« J’ignorais comment me protéger »
Cyberharcèlement Après un tweet féministe, Nathalie* a reçu des menaces de viol et de mort
«J’avais déjà vécu des petites vagues de harcèlement en 2016-2017, mais, la plus grosse, c’était le 23 juillet 2017, raconte Nathalie*, 25 ans, victime de cyberharcèlement. Ce jour-là, un garçon m’a envoyé sur Twitter : “Un mignon petit bout de femme avec la tête bien pleine.” J’ai répondu : “T’es qui, déjà ?” et il m’a répondu : “On est tous l’inconnu de quelqu’un avant de devenir connu.” J’ai cité son tweet pour expliquer pourquoi je ne pouvais pas accepter un compliment sexiste qui sous-entend qu’une femme n’est pas censée être belle et intelligente. Ma réaction a été partagée dans les sphères féministes. Puis, dans celle de jeuxvideo.com et, là, ça s’est transformé en shitstorm [tempête de merde] avec menaces de viol et de mort, incitation au suicide… Je recevais vingt à trente mentions par minute.
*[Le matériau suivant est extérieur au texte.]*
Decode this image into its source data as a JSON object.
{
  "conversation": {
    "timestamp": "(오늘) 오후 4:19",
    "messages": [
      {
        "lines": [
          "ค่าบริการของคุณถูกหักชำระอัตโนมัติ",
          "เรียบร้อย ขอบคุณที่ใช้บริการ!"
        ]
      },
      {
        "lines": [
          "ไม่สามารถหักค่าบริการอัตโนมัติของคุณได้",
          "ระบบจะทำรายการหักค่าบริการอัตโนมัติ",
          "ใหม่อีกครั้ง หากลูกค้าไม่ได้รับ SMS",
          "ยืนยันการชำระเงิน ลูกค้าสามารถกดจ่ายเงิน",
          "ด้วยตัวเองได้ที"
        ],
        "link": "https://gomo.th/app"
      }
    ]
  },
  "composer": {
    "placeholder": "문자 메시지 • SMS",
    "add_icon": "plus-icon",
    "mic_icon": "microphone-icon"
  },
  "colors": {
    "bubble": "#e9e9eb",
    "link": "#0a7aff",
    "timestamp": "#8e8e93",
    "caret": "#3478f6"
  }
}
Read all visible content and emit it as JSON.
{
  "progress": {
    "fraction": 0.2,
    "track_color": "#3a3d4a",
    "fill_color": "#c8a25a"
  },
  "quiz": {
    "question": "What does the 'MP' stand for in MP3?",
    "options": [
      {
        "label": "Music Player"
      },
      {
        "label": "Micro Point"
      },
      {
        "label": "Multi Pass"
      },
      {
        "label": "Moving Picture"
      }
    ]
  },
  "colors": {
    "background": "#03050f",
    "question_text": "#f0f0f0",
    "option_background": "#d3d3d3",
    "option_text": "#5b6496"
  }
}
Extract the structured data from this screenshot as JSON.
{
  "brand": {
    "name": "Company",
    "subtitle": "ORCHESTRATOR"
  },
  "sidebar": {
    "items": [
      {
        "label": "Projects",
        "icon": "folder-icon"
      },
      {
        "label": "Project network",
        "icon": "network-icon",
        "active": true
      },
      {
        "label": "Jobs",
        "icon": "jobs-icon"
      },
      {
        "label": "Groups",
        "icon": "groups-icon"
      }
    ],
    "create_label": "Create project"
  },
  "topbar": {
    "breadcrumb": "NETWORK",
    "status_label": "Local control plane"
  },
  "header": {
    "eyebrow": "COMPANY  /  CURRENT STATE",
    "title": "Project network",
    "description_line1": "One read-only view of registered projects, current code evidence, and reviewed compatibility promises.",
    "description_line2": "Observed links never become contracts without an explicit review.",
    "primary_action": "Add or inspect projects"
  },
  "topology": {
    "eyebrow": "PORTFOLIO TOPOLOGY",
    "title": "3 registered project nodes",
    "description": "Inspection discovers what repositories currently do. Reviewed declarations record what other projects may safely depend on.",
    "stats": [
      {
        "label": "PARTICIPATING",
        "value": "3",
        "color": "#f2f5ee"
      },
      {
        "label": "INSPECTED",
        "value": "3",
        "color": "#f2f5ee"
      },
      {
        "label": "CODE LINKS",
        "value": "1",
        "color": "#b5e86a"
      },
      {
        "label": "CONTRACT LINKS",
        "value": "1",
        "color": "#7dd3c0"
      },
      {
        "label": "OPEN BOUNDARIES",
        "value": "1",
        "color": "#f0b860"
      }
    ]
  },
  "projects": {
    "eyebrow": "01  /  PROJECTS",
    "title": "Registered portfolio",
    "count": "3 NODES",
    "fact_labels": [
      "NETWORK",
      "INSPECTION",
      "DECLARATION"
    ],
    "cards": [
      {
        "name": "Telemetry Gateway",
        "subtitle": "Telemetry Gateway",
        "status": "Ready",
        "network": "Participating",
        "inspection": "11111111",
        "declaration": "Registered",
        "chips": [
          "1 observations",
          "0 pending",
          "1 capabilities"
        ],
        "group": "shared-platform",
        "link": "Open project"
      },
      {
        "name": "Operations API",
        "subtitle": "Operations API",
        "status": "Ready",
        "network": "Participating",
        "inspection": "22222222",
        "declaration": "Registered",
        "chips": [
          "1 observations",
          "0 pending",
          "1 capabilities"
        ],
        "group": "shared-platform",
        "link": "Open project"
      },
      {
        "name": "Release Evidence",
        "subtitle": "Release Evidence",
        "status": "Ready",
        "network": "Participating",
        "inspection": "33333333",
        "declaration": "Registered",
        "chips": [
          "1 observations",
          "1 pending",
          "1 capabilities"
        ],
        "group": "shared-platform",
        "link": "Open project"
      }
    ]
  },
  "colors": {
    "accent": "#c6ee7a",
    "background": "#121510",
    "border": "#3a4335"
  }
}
Je suis malentendante et je me souviens de ce message : “J’espère que tu te feras renverser par un camion que tu n’auras pas entendu.”
« J’ai pensé à en finir »
A l’époque je ne savais pas comment me protéger, et Twitter était complètement laxiste. J’ai fini par passer en mode privé, mais ça ne s’est jamais vraiment arrêté. Au début j’encaissais, mais, au bout de trois jours, j’ai pensé à en finir. J’avais vécu une année difficile, pour d’autres raisons, le manque d’argent, un métier très dur [aide à domicile]. Ça a fait exploser mon couple : on n’a pas été assez fort face à la violence, surtout qu’on avait une relation à distance. Au bout de dix jours, j’ai rappelé ma psychologue. Les séances m’ont vraiment aidée à prendre du recul par rapport à Twitter. Mais, quatre mois après, un mec a fait une capture d’écran d’un tweet où je conseillais à quelqu’un d’utiliser la liste stopshitstorm pour
se protéger des harceleurs notoires. Tout le monde a recommencé à me tomber dessus. J’ai craqué, j’ai créé un nouveau compte. C’est l’une des meilleures décisions que j’aie prises. Je fais beaucoup moins de militantisme, parce que je sais que ça peut me valoir du harcèlement. J’estime que ma santé mentale prime sur la cause. Avec du recul, j’aurais dû changer de compte bien plus tôt, et porter plainte. Aujourd’hui, il y a une réaction de la justice. On l’a vu avec le cas de Nadia Daam [deux des harceleurs de la journaliste ont été condamnés à six mois de prison avec sursis et 2000 € d’amende]. »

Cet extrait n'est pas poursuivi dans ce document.